President Donald Trump’s administration has sided with two churches contesting their areas’ pandemic-related limits on in-person and drive-in services — a stance that appeals to his conservative base, according to the new poll by The University of Chicago Divinity School and The Associated Press-NORC Center for Public Affairs Research.

The poll found Republicans are more likely than Democrats to say prohibiting in-person services during the coronavirus outbreak violates religious freedom, 49% to 21%.

A majority of Democrats, 58%, say they think in-person religious services should not be allowed at all during the pandemic, compared with 34% of Republicans who say the same. Among Republicans, most of the remainder — 48% — think they should be allowed with restrictions, while 15% think they should be allowed without restrictions. Just 5% of Democrats favour unrestricted in-person worship, and 38% think it should be permitted with restrictions.

Caught between the poles of the debate are Americans like Stanley Maslowski, 83, a retired Catholic priest in St. Paul, Minn., and an independent who voted for Trump in 2016 but is undecided this year. Maslowski was of two minds about a court challenge by Kentucky churches that successfully exempted in-person religious services from the temporary gathering ban issued by that state’s Democratic governor.

“On the one hand, I think it restricts religious freedom,” Maslowski said of the Kentucky ban. “On the other hand, I’m not sure if some of that restriction is warranted because of the severity of the contagious virus. It’s a whole new situation.”
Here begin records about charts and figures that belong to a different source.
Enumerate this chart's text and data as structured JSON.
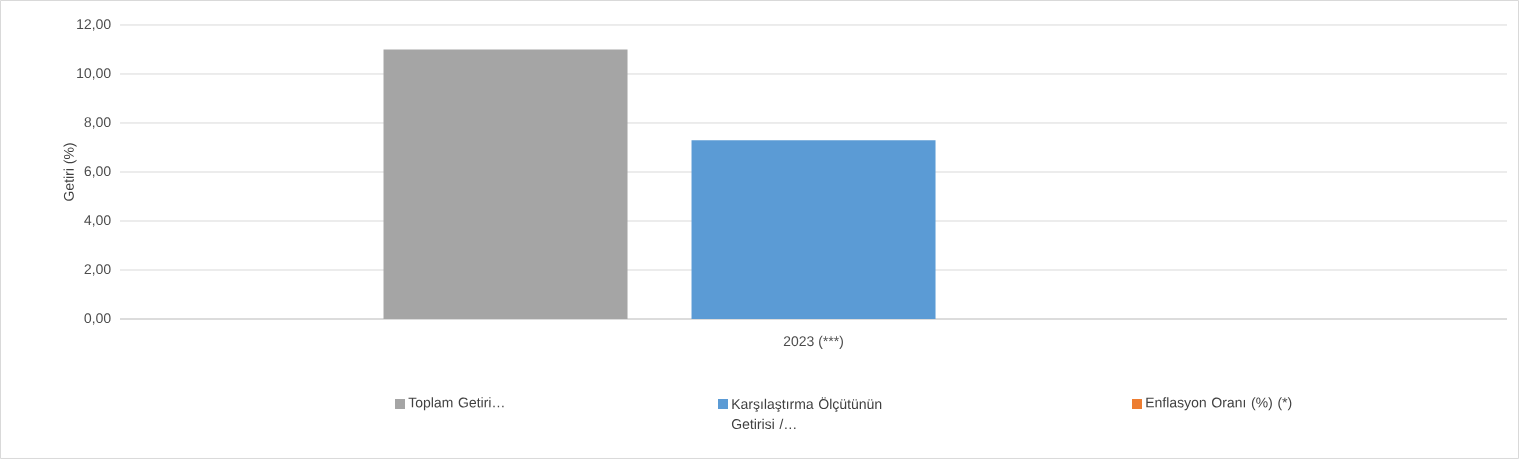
{
  "chart_data": {
    "type": "bar",
    "ylabel": "Getiri (%)",
    "categories": [
      "2023 (***)"
    ],
    "series": [
      {
        "name": "Toplam Getiri…",
        "color": "#a5a5a5",
        "values": [
          11.0
        ]
      },
      {
        "name": "Karşılaştırma Ölçütünün Getirisi /…",
        "color": "#5b9bd5",
        "values": [
          7.3
        ]
      },
      {
        "name": "Enflasyon Oranı (%) (*)",
        "color": "#ed7d31",
        "values": [
          null
        ]
      }
    ],
    "ylim": [
      0,
      12
    ],
    "yticks": [
      {
        "value": 0,
        "label": "0,00"
      },
      {
        "value": 2,
        "label": "2,00"
      },
      {
        "value": 4,
        "label": "4,00"
      },
      {
        "value": 6,
        "label": "6,00"
      },
      {
        "value": 8,
        "label": "8,00"
      },
      {
        "value": 10,
        "label": "10,00"
      },
      {
        "value": 12,
        "label": "12,00"
      }
    ],
    "grid": "y",
    "legend": "bottom"
  }
}
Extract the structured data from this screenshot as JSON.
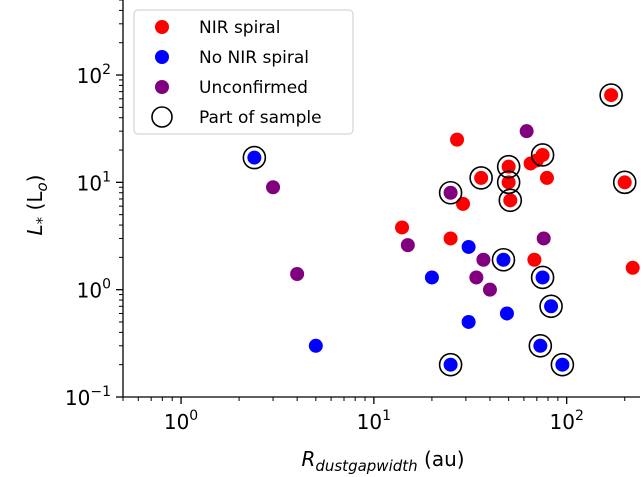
{
  "chart_data": {
    "type": "scatter",
    "xscale": "log",
    "yscale": "log",
    "xlim": [
      0.5,
      240
    ],
    "ylim": [
      0.1,
      500
    ],
    "xlabel": {
      "sym": "R",
      "sub": "dustgapwidth",
      "unit": " (au)"
    },
    "ylabel": {
      "sym": "L",
      "sub": "*",
      "unit_pre": " (L",
      "unit_sub": "o",
      "unit_post": ")"
    },
    "x_ticks": [
      {
        "value": 1,
        "mant": "10",
        "exp": "0"
      },
      {
        "value": 10,
        "mant": "10",
        "exp": "1"
      },
      {
        "value": 100,
        "mant": "10",
        "exp": "2"
      }
    ],
    "y_ticks": [
      {
        "value": 0.1,
        "mant": "10",
        "exp": "−1"
      },
      {
        "value": 1,
        "mant": "10",
        "exp": "0"
      },
      {
        "value": 10,
        "mant": "10",
        "exp": "1"
      },
      {
        "value": 100,
        "mant": "10",
        "exp": "2"
      }
    ],
    "grid": false,
    "legend_position": "upper-left",
    "series": [
      {
        "name": "NIR spiral",
        "color": "#ff0000",
        "points": [
          {
            "x": 14,
            "y": 3.8
          },
          {
            "x": 25,
            "y": 3
          },
          {
            "x": 27,
            "y": 25
          },
          {
            "x": 29,
            "y": 6.3
          },
          {
            "x": 36,
            "y": 11
          },
          {
            "x": 50,
            "y": 14
          },
          {
            "x": 50,
            "y": 10
          },
          {
            "x": 51,
            "y": 6.8
          },
          {
            "x": 65,
            "y": 15
          },
          {
            "x": 68,
            "y": 1.9
          },
          {
            "x": 70,
            "y": 16
          },
          {
            "x": 75,
            "y": 18
          },
          {
            "x": 79,
            "y": 11
          },
          {
            "x": 170,
            "y": 65
          },
          {
            "x": 200,
            "y": 10
          },
          {
            "x": 220,
            "y": 1.6
          }
        ]
      },
      {
        "name": "No NIR spiral",
        "color": "#0000ff",
        "points": [
          {
            "x": 2.4,
            "y": 17
          },
          {
            "x": 5,
            "y": 0.3
          },
          {
            "x": 20,
            "y": 1.3
          },
          {
            "x": 25,
            "y": 0.2
          },
          {
            "x": 31,
            "y": 2.5
          },
          {
            "x": 31,
            "y": 0.5
          },
          {
            "x": 47,
            "y": 1.9
          },
          {
            "x": 49,
            "y": 0.6
          },
          {
            "x": 73,
            "y": 0.3
          },
          {
            "x": 75,
            "y": 1.3
          },
          {
            "x": 83,
            "y": 0.7
          },
          {
            "x": 95,
            "y": 0.2
          }
        ]
      },
      {
        "name": "Unconfirmed",
        "color": "#800080",
        "points": [
          {
            "x": 3,
            "y": 9
          },
          {
            "x": 4,
            "y": 1.4
          },
          {
            "x": 15,
            "y": 2.6
          },
          {
            "x": 25,
            "y": 8
          },
          {
            "x": 34,
            "y": 1.3
          },
          {
            "x": 37,
            "y": 1.9
          },
          {
            "x": 40,
            "y": 1
          },
          {
            "x": 62,
            "y": 30
          },
          {
            "x": 76,
            "y": 3
          }
        ]
      }
    ],
    "part_of_sample": {
      "name": "Part of sample",
      "points": [
        {
          "x": 2.4,
          "y": 17
        },
        {
          "x": 25,
          "y": 8
        },
        {
          "x": 25,
          "y": 0.2
        },
        {
          "x": 36,
          "y": 11
        },
        {
          "x": 47,
          "y": 1.9
        },
        {
          "x": 50,
          "y": 14
        },
        {
          "x": 50,
          "y": 10
        },
        {
          "x": 51,
          "y": 6.8
        },
        {
          "x": 73,
          "y": 0.3
        },
        {
          "x": 75,
          "y": 18
        },
        {
          "x": 75,
          "y": 1.3
        },
        {
          "x": 83,
          "y": 0.7
        },
        {
          "x": 95,
          "y": 0.2
        },
        {
          "x": 170,
          "y": 65
        },
        {
          "x": 200,
          "y": 10
        }
      ]
    }
  }
}
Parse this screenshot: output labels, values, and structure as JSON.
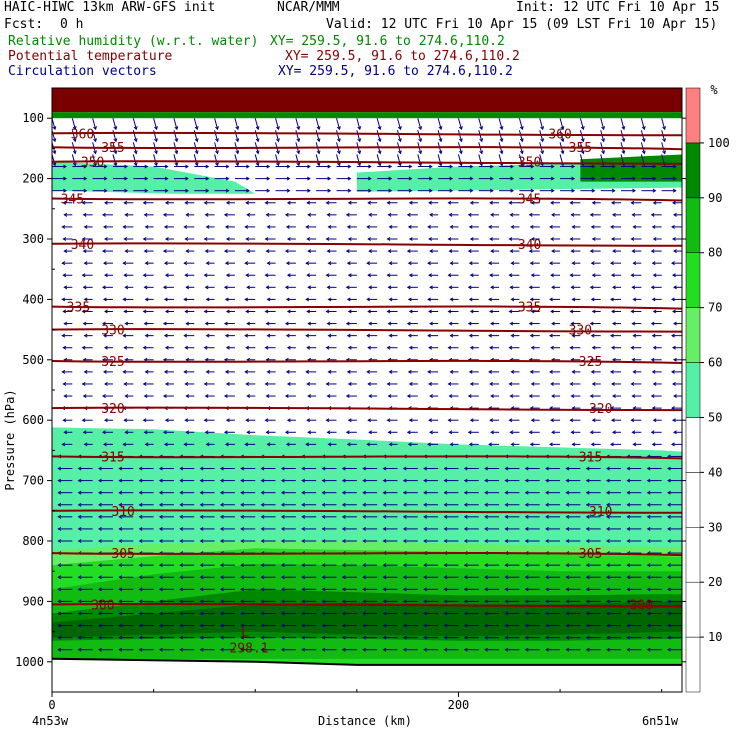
{
  "header": {
    "model": "HAIC-HIWC 13km ARW-GFS init",
    "org": "NCAR/MMM",
    "init": "Init: 12 UTC Fri 10 Apr 15",
    "fcst_label": "Fcst:",
    "fcst_value": "0 h",
    "valid": "Valid: 12 UTC Fri 10 Apr 15 (09 LST Fri 10 Apr 15)",
    "fields": [
      {
        "name": "Relative humidity (w.r.t. water)",
        "xy": "XY= 259.5, 91.6 to 274.6,110.2"
      },
      {
        "name": "Potential temperature",
        "xy": "XY= 259.5, 91.6 to 274.6,110.2"
      },
      {
        "name": "Circulation vectors",
        "xy": "XY= 259.5, 91.6 to 274.6,110.2"
      }
    ]
  },
  "colors": {
    "rh_30": "#ffffff",
    "rh_50": "#55f0a5",
    "rh_60": "#66ee66",
    "rh_70": "#22dd22",
    "rh_80": "#11bb11",
    "rh_90": "#008800",
    "rh_100": "#006600",
    "rh_over": "#ff8080",
    "theta": "#880000",
    "cap": "#7a0000",
    "vectors": "#000088",
    "ground": "#000000"
  },
  "chart_data": {
    "type": "cross-section",
    "xlabel": "Distance (km)",
    "ylabel": "Pressure (hPa)",
    "x_ticks": [
      0,
      200
    ],
    "xlim": [
      0,
      310
    ],
    "x_endpoints": [
      "4n53w",
      "6n51w"
    ],
    "y_ticks": [
      100,
      200,
      300,
      400,
      500,
      600,
      700,
      800,
      900,
      1000
    ],
    "ylim": [
      50,
      1050
    ],
    "colorbar": {
      "unit": "%",
      "levels": [
        10,
        20,
        30,
        40,
        50,
        60,
        70,
        80,
        90,
        100
      ]
    },
    "theta_contours": [
      {
        "value": 360,
        "pressure": 125
      },
      {
        "value": 355,
        "pressure": 148
      },
      {
        "value": 350,
        "pressure": 172
      },
      {
        "value": 345,
        "pressure": 233
      },
      {
        "value": 340,
        "pressure": 308
      },
      {
        "value": 335,
        "pressure": 412
      },
      {
        "value": 330,
        "pressure": 450
      },
      {
        "value": 325,
        "pressure": 502
      },
      {
        "value": 320,
        "pressure": 580
      },
      {
        "value": 315,
        "pressure": 660
      },
      {
        "value": 310,
        "pressure": 750
      },
      {
        "value": 305,
        "pressure": 820
      },
      {
        "value": 300,
        "pressure": 905
      },
      {
        "value": 298.1,
        "pressure": 990
      }
    ],
    "minimum_marker": {
      "letter": "L",
      "value": 298.1
    },
    "moist_layers": [
      {
        "rh": 50,
        "x_km": [
          0,
          50,
          100,
          150,
          200,
          250,
          300,
          310
        ],
        "top_hPa": [
          612,
          615,
          625,
          632,
          640,
          645,
          650,
          652
        ]
      },
      {
        "rh": 60,
        "x_km": [
          0,
          50,
          100,
          150,
          200,
          250,
          300,
          310
        ],
        "top_hPa": [
          815,
          805,
          800,
          800,
          805,
          808,
          810,
          810
        ]
      },
      {
        "rh": 70,
        "x_km": [
          0,
          50,
          100,
          150,
          200,
          250,
          300,
          310
        ],
        "top_hPa": [
          840,
          825,
          812,
          815,
          818,
          822,
          825,
          826
        ]
      },
      {
        "rh": 80,
        "x_km": [
          0,
          50,
          100,
          150,
          200,
          250,
          300,
          310
        ],
        "top_hPa": [
          880,
          855,
          838,
          840,
          845,
          850,
          850,
          850
        ]
      },
      {
        "rh": 90,
        "x_km": [
          0,
          50,
          100,
          150,
          200,
          250,
          300,
          310
        ],
        "top_hPa": [
          920,
          900,
          880,
          885,
          890,
          890,
          888,
          888
        ]
      }
    ]
  }
}
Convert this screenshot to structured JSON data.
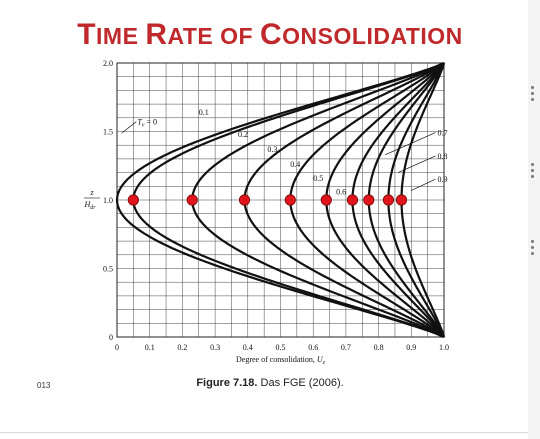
{
  "slide": {
    "title_parts": [
      {
        "text": "T",
        "size": "big"
      },
      {
        "text": "IME ",
        "size": "small"
      },
      {
        "text": "R",
        "size": "big"
      },
      {
        "text": "ATE OF ",
        "size": "small"
      },
      {
        "text": "C",
        "size": "big"
      },
      {
        "text": "ONSOLIDATION",
        "size": "small"
      }
    ],
    "caption_bold": "Figure 7.18.",
    "caption_rest": "  Das FGE (2006).",
    "footer_number": "013"
  },
  "colors": {
    "title": "#c0292c",
    "curve": "#111111",
    "grid": "#444444",
    "marker": "#e0151b",
    "marker_stroke": "#7a0a0c"
  },
  "chart_data": {
    "type": "line",
    "x_label_main": "Degree of consolidation, ",
    "x_label_sub": "z",
    "x_label_var": "U",
    "y_label_top": "z",
    "y_label_bottom": "H",
    "y_label_sub": "dr",
    "xlim": [
      0,
      1.0
    ],
    "ylim": [
      0,
      2.0
    ],
    "x_ticks": [
      "0",
      "0.1",
      "0.2",
      "0.3",
      "0.4",
      "0.5",
      "0.6",
      "0.7",
      "0.8",
      "0.9",
      "1.0"
    ],
    "y_ticks": [
      "0",
      "0.5",
      "1.0",
      "1.5",
      "2.0"
    ],
    "grid": true,
    "curve_apex_note": "each isochrone connects U=1 at z/Hdr=0 and z/Hdr=2 with its minimum at z/Hdr=1",
    "series": [
      {
        "name": "Tv = 0",
        "min_U": 0.0
      },
      {
        "name": "0.1",
        "min_U": 0.05
      },
      {
        "name": "0.2",
        "min_U": 0.23
      },
      {
        "name": "0.3",
        "min_U": 0.39
      },
      {
        "name": "0.4",
        "min_U": 0.53
      },
      {
        "name": "0.5",
        "min_U": 0.64
      },
      {
        "name": "0.6",
        "min_U": 0.72
      },
      {
        "name": "0.7",
        "min_U": 0.77
      },
      {
        "name": "0.8",
        "min_U": 0.83
      },
      {
        "name": "0.9",
        "min_U": 0.87
      }
    ],
    "curve_labels": [
      {
        "text": "T",
        "sub": "v",
        "suffix": " = 0",
        "U": 0.05,
        "z": 1.55,
        "leader": true
      },
      {
        "text": "0.1",
        "U": 0.25,
        "z": 1.62
      },
      {
        "text": "0.2",
        "U": 0.37,
        "z": 1.46
      },
      {
        "text": "0.3",
        "U": 0.46,
        "z": 1.35
      },
      {
        "text": "0.4",
        "U": 0.53,
        "z": 1.24
      },
      {
        "text": "0.5",
        "U": 0.6,
        "z": 1.14
      },
      {
        "text": "0.6",
        "U": 0.67,
        "z": 1.04
      },
      {
        "text": "0.7",
        "U": 0.98,
        "z": 1.47,
        "leader_to_U": 0.82,
        "leader_to_z": 1.33
      },
      {
        "text": "0.8",
        "U": 0.98,
        "z": 1.3,
        "leader_to_U": 0.86,
        "leader_to_z": 1.2
      },
      {
        "text": "0.9",
        "U": 0.98,
        "z": 1.13,
        "leader_to_U": 0.9,
        "leader_to_z": 1.07
      }
    ],
    "markers": [
      {
        "U": 0.05,
        "z": 1.0
      },
      {
        "U": 0.23,
        "z": 1.0
      },
      {
        "U": 0.39,
        "z": 1.0
      },
      {
        "U": 0.53,
        "z": 1.0
      },
      {
        "U": 0.64,
        "z": 1.0
      },
      {
        "U": 0.72,
        "z": 1.0
      },
      {
        "U": 0.77,
        "z": 1.0
      },
      {
        "U": 0.83,
        "z": 1.0
      },
      {
        "U": 0.87,
        "z": 1.0
      }
    ]
  }
}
The unprecedented circumstance of a highly contagious virus whose spread was traced back, in some regions, to religious gatherings prompted most leaders across faiths to suspend in-person worship during the early weeks of the pandemic. But it wasn’t long before worship restrictions prompted legal skirmishes from Kansas to California, with several high-profile cases championed by conservative legal nonprofits that have allied with the Trump administration’s past elevation of religious liberty.

One of those conservative nonprofits, the First Liberty Institute, spearheaded a Tuesday letter asking federal lawmakers to extend liability protections from coronavirus-related negligence lawsuits to religious organizations in their next coronavirus relief legislation.

Shielding houses of worship from potential legal liability would “reassure ministries that voluntarily closed that they can reopen,” the First Liberty-led letter states.